A. Interpret expressions that represent a quantity in terms of its context.

B. Use the structure of an expression to identify ways to rewrite it.

Example: x4 - y4 as (x2)2 -(y2)2, thus recognizing it as a difference of squares that can be factored as (x2 - y2)(x2 + y2) or see 2x2+8x as (2x)(x)+(2x)(4), thus recognizing it as a polynomial whose terms are products of monomials and the polynomial can be factored as 2x(x+4).

C. Choose and produce an equivalent form of an expression to reveal and explain properties of the quantity represented by the expression.

D. Understand that polynomials form a system analogous to the integers, namely, they are closed under the operations of addition, subtraction, and multiplication; add, subtract, and multiply polynomials.

E. Identify zeros of quadratic functions and use the zeros to sketch a graph of the function defined by the polynomial.

F. Create equations and inequalities in one variable and use them to solve problems. (Include equations arising from linear, quadratic, and exponential functions.)

G. Create equations in two or more variables to represent relationships between quantities; graph equations on coordinate axes with labels and scales.

H. Represent constraints by equations or inequalities, and by systems of equations and/or inequalities, and interpret solutions as viable or nonviable options in a modeling context.

Example: Represent inequalities describing nutritional and cost constraints on combinations of different foods.

I. Rearrange formulas to highlight a quantity of interest, using the same reasoning as in solving equations.

Example: Rearrange Ohms law V=IR to highlight resistance R.

J. Explain each step in solving a simple equation as following from the equality of numbers asserted at the previous step, starting from the assumption that the original equation has a solution.

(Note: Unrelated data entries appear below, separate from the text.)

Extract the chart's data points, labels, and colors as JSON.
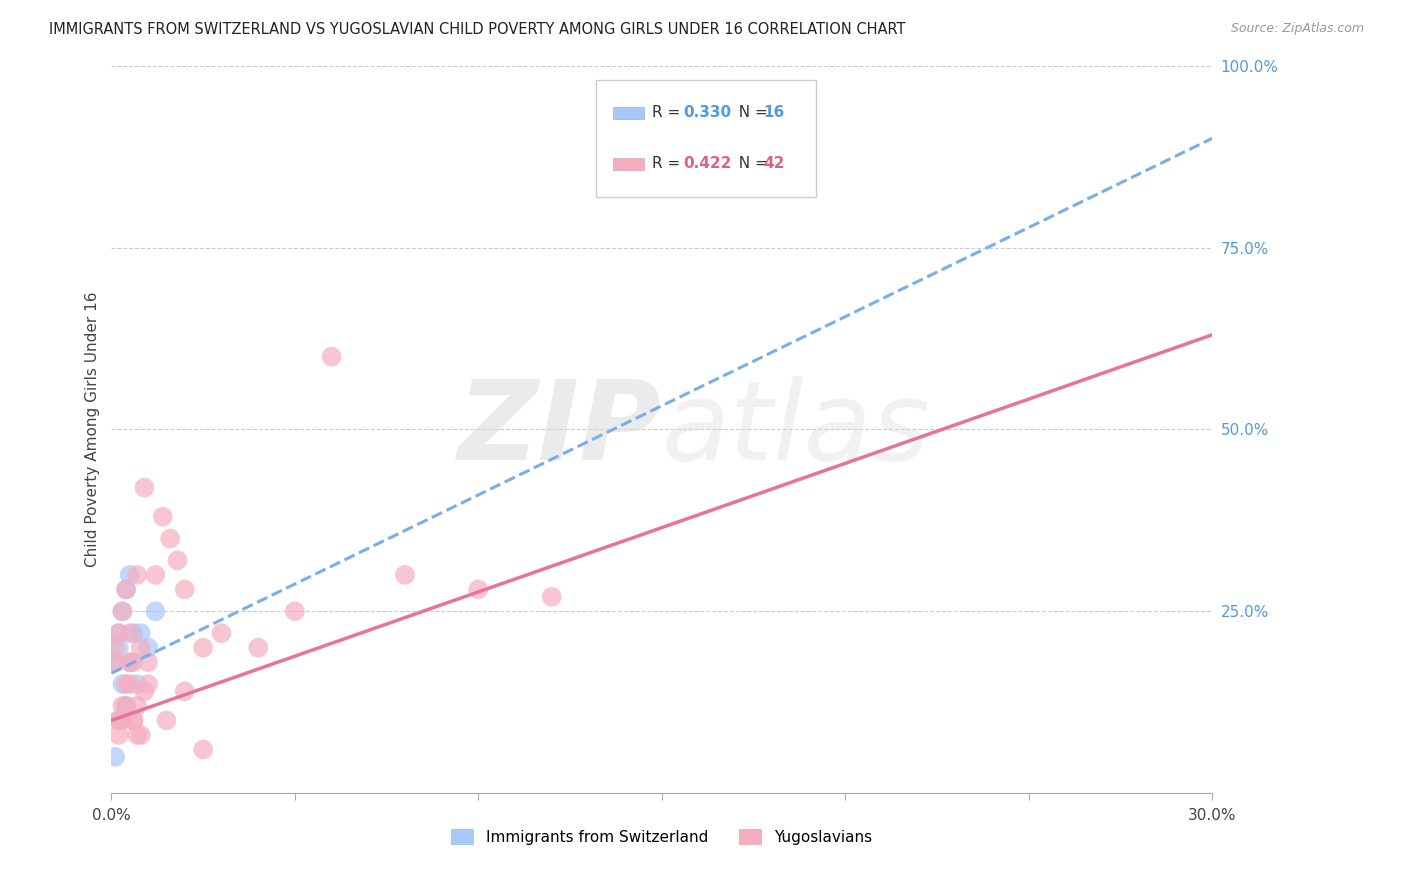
{
  "title": "IMMIGRANTS FROM SWITZERLAND VS YUGOSLAVIAN CHILD POVERTY AMONG GIRLS UNDER 16 CORRELATION CHART",
  "source": "Source: ZipAtlas.com",
  "ylabel": "Child Poverty Among Girls Under 16",
  "xlim": [
    0.0,
    0.3
  ],
  "ylim": [
    0.0,
    1.0
  ],
  "label1": "Immigrants from Switzerland",
  "label2": "Yugoslavians",
  "color1": "#a8c8f8",
  "color2": "#f5aec0",
  "line_color1": "#7aaee8",
  "line_color2": "#e8729a",
  "r1": "0.330",
  "n1": "16",
  "r2": "0.422",
  "n2": "42",
  "accent_blue": "#5599dd",
  "accent_pink": "#e06080",
  "swiss_x": [
    0.001,
    0.001,
    0.002,
    0.002,
    0.002,
    0.003,
    0.003,
    0.004,
    0.004,
    0.005,
    0.005,
    0.006,
    0.007,
    0.008,
    0.01,
    0.012
  ],
  "swiss_y": [
    0.05,
    0.18,
    0.1,
    0.2,
    0.22,
    0.15,
    0.25,
    0.12,
    0.28,
    0.18,
    0.3,
    0.22,
    0.15,
    0.22,
    0.2,
    0.25
  ],
  "yugoslav_x": [
    0.001,
    0.001,
    0.002,
    0.002,
    0.003,
    0.003,
    0.004,
    0.004,
    0.005,
    0.005,
    0.006,
    0.006,
    0.007,
    0.007,
    0.008,
    0.009,
    0.01,
    0.012,
    0.014,
    0.016,
    0.018,
    0.02,
    0.025,
    0.03,
    0.04,
    0.05,
    0.06,
    0.08,
    0.1,
    0.12,
    0.002,
    0.003,
    0.004,
    0.005,
    0.006,
    0.007,
    0.008,
    0.009,
    0.01,
    0.015,
    0.02,
    0.025
  ],
  "yugoslav_y": [
    0.18,
    0.2,
    0.22,
    0.08,
    0.25,
    0.1,
    0.28,
    0.12,
    0.22,
    0.15,
    0.18,
    0.1,
    0.3,
    0.08,
    0.2,
    0.42,
    0.18,
    0.3,
    0.38,
    0.35,
    0.32,
    0.28,
    0.2,
    0.22,
    0.2,
    0.25,
    0.6,
    0.3,
    0.28,
    0.27,
    0.1,
    0.12,
    0.15,
    0.18,
    0.1,
    0.12,
    0.08,
    0.14,
    0.15,
    0.1,
    0.14,
    0.06
  ],
  "ytick_vals": [
    0.25,
    0.5,
    0.75,
    1.0
  ],
  "ytick_labels": [
    "25.0%",
    "50.0%",
    "75.0%",
    "100.0%"
  ],
  "xtick_vals": [
    0.0,
    0.05,
    0.1,
    0.15,
    0.2,
    0.25,
    0.3
  ],
  "xtick_labels": [
    "0.0%",
    "",
    "",
    "",
    "",
    "",
    "30.0%"
  ],
  "watermark_zip": "ZIP",
  "watermark_atlas": "atlas"
}
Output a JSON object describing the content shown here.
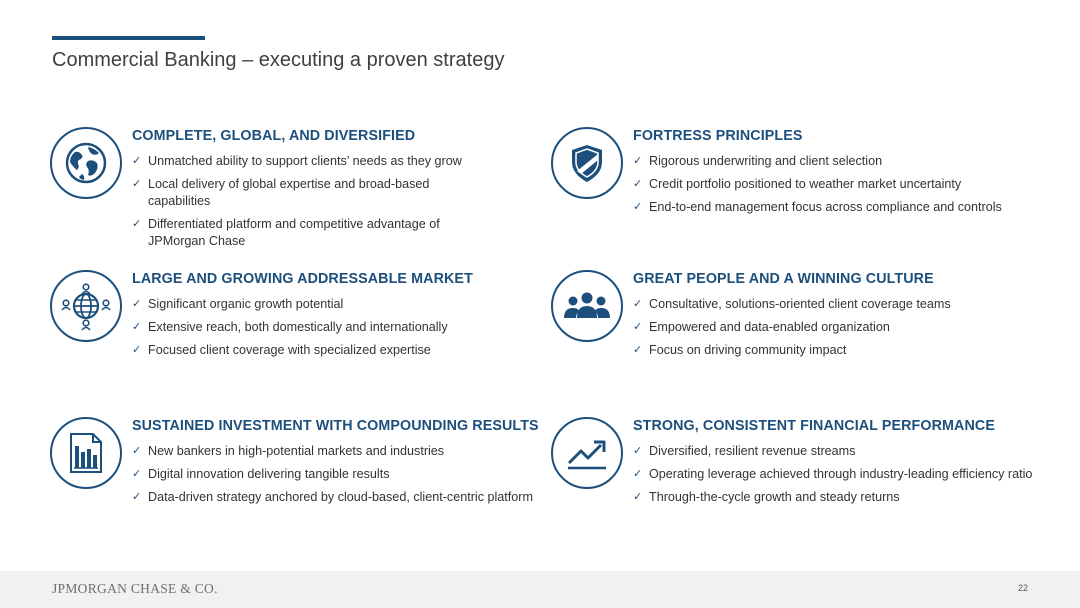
{
  "title": "Commercial Banking – executing a proven strategy",
  "sections": [
    {
      "icon": "globe-icon",
      "heading": "COMPLETE, GLOBAL, AND DIVERSIFIED",
      "items": [
        "Unmatched ability to support clients’ needs as they grow",
        "Local delivery of global expertise and broad-based capabilities",
        "Differentiated platform and competitive advantage of JPMorgan Chase"
      ]
    },
    {
      "icon": "shield-icon",
      "heading": "FORTRESS PRINCIPLES",
      "items": [
        "Rigorous underwriting and client selection",
        "Credit portfolio positioned to weather market uncertainty",
        "End-to-end management focus across compliance and controls"
      ]
    },
    {
      "icon": "global-network-icon",
      "heading": "LARGE AND GROWING ADDRESSABLE MARKET",
      "items": [
        "Significant organic growth potential",
        "Extensive reach, both domestically and internationally",
        "Focused client coverage with specialized expertise"
      ]
    },
    {
      "icon": "people-group-icon",
      "heading": "GREAT PEOPLE AND A WINNING CULTURE",
      "items": [
        "Consultative, solutions-oriented client coverage teams",
        "Empowered and data-enabled organization",
        "Focus on driving community impact"
      ]
    },
    {
      "icon": "report-chart-icon",
      "heading": "SUSTAINED INVESTMENT WITH COMPOUNDING RESULTS",
      "items": [
        "New bankers in high-potential markets and industries",
        "Digital innovation delivering tangible results",
        "Data-driven strategy anchored by cloud-based, client-centric platform"
      ]
    },
    {
      "icon": "trend-up-icon",
      "heading": "STRONG, CONSISTENT FINANCIAL PERFORMANCE",
      "items": [
        "Diversified, resilient revenue streams",
        "Operating leverage achieved through industry-leading efficiency ratio",
        "Through-the-cycle growth and steady returns"
      ]
    }
  ],
  "check_mark": "✓",
  "footer": {
    "logo": "JPMORGAN CHASE & CO.",
    "page_number": "22"
  },
  "colors": {
    "accent": "#1d4f7c",
    "text": "#333333",
    "footer_bg": "#f1f1f1"
  }
}
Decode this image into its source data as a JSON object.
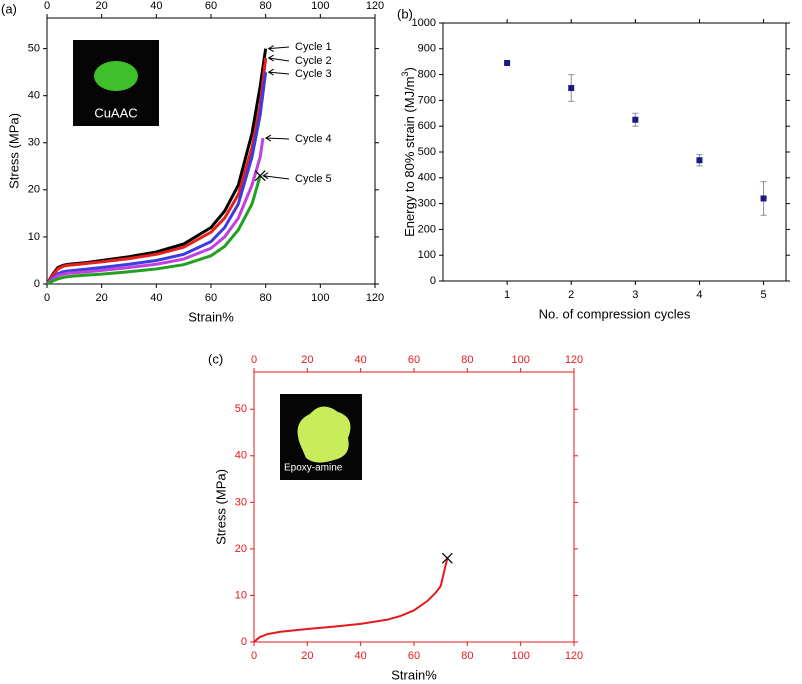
{
  "chart_data": [
    {
      "type": "line",
      "panel": "(a)",
      "xlabel": "Strain%",
      "ylabel": "Stress (MPa)",
      "inset_label": "CuAAC",
      "xlim": [
        0,
        120
      ],
      "xticks": [
        0,
        20,
        40,
        60,
        80,
        100,
        120
      ],
      "ylim": [
        0,
        56.5
      ],
      "yticks": [
        0,
        10,
        20,
        30,
        40,
        50
      ],
      "top_tick_labels": true,
      "axis_color": "#000000",
      "series": [
        {
          "name": "Cycle 1",
          "color": "#000000",
          "x": [
            0,
            2,
            4,
            6,
            8,
            10,
            15,
            20,
            30,
            40,
            50,
            60,
            65,
            70,
            75,
            78,
            80
          ],
          "values": [
            0,
            2,
            3.5,
            4,
            4.2,
            4.3,
            4.6,
            5,
            5.8,
            6.8,
            8.5,
            12,
            15.5,
            21,
            32,
            42,
            50
          ]
        },
        {
          "name": "Cycle 2",
          "color": "#e8201c",
          "x": [
            0,
            2,
            4,
            6,
            8,
            10,
            15,
            20,
            30,
            40,
            50,
            60,
            65,
            70,
            75,
            78,
            80
          ],
          "values": [
            0,
            1.8,
            3.2,
            3.8,
            4,
            4.1,
            4.4,
            4.7,
            5.4,
            6.3,
            7.8,
            11,
            14,
            19,
            29,
            38,
            48
          ]
        },
        {
          "name": "Cycle 3",
          "color": "#3b3be0",
          "x": [
            0,
            2,
            4,
            6,
            8,
            10,
            15,
            20,
            30,
            40,
            50,
            60,
            65,
            70,
            75,
            78,
            80
          ],
          "values": [
            0,
            1.2,
            2.2,
            2.6,
            2.8,
            2.9,
            3.2,
            3.5,
            4.2,
            5,
            6.3,
            9,
            12,
            17,
            27,
            36,
            45
          ]
        },
        {
          "name": "Cycle 4",
          "color": "#c040e0",
          "x": [
            0,
            2,
            4,
            6,
            8,
            10,
            15,
            20,
            30,
            40,
            50,
            60,
            65,
            70,
            75,
            78,
            79
          ],
          "values": [
            0,
            1,
            1.8,
            2.1,
            2.3,
            2.4,
            2.6,
            2.9,
            3.5,
            4.2,
            5.3,
            7.6,
            10,
            14,
            21,
            27,
            31
          ]
        },
        {
          "name": "Cycle 5",
          "color": "#22a022",
          "x": [
            0,
            2,
            4,
            6,
            8,
            10,
            15,
            20,
            30,
            40,
            50,
            60,
            65,
            70,
            75,
            78
          ],
          "values": [
            0,
            0.6,
            1.1,
            1.4,
            1.6,
            1.7,
            1.9,
            2.1,
            2.6,
            3.2,
            4.1,
            6,
            8,
            11.5,
            17,
            23
          ],
          "end_marker": "x"
        }
      ]
    },
    {
      "type": "scatter",
      "panel": "(b)",
      "xlabel": "No. of compression cycles",
      "ylabel": "Energy to 80%  strain (MJ/m",
      "ylabel_sup": "3",
      "ylabel_end": ")",
      "xlim": [
        0,
        5.35
      ],
      "xticks": [
        1,
        2,
        3,
        4,
        5
      ],
      "ylim": [
        0,
        1000
      ],
      "yticks": [
        0,
        100,
        200,
        300,
        400,
        500,
        600,
        700,
        800,
        900,
        1000
      ],
      "top_tick_labels": false,
      "axis_color": "#000000",
      "series": [
        {
          "color": "#1a1a80",
          "x": [
            1,
            2,
            3,
            4,
            5
          ],
          "values": [
            845,
            748,
            625,
            468,
            320
          ],
          "errors": [
            8,
            52,
            25,
            22,
            65
          ]
        }
      ]
    },
    {
      "type": "line",
      "panel": "(c)",
      "xlabel": "Strain%",
      "ylabel": "Stress (MPa)",
      "inset_label": "Epoxy-amine",
      "xlim": [
        0,
        120
      ],
      "xticks": [
        0,
        20,
        40,
        60,
        80,
        100,
        120
      ],
      "ylim": [
        0,
        58
      ],
      "yticks": [
        0,
        10,
        20,
        30,
        40,
        50
      ],
      "top_tick_labels": true,
      "axis_color": "#e41a1c",
      "series": [
        {
          "color": "#e41a1c",
          "x": [
            0,
            2,
            5,
            10,
            20,
            30,
            40,
            50,
            55,
            60,
            65,
            68,
            70,
            72.5
          ],
          "values": [
            0,
            1,
            1.7,
            2.2,
            2.8,
            3.3,
            3.9,
            4.8,
            5.6,
            6.8,
            8.8,
            10.5,
            12,
            18
          ],
          "end_marker": "x"
        }
      ]
    }
  ]
}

Construct a viable argument to justify a solution method.

K. Solve linear equations and inequalities in one variable, including equations with coefficients represented by letters.

L. Solve quadratic equations in one variable.

M. Prove that, given a system of two equations in two variables, replacing one equation by the sum of that equation and a multiple of the other produces a system with the same solutions.

N. Solve systems of linear equations exactly and approximately (e.g., with graphs), focusing on pairs of linear equations in two variables.

O. Understand that the graph of an equation in two variables is the set of all its solutions plotted in the coordinate plane, often forming a curve (which could be a line).

P. Explain why the x-coordinates of the points where the graphs of the equations y=f(x) and y=g(x) intersect are the solutions of the equation f(x) =g(x); find the solutions approximately, e.g., using technology to graph the functions, make tables of values, or find successive approximations. Include cases where f(x) and/or g(x) are linear, polynomial, rational, piecewise linear (to include absolute value), and exponential functions.

Q. Graph the solutions to a linear inequality in two variables as a half-plane (excluding the boundary in the case of a strict inequality), and graph the solution set to a system of linear inequalities in two variables as the intersection of the corresponding half-planes.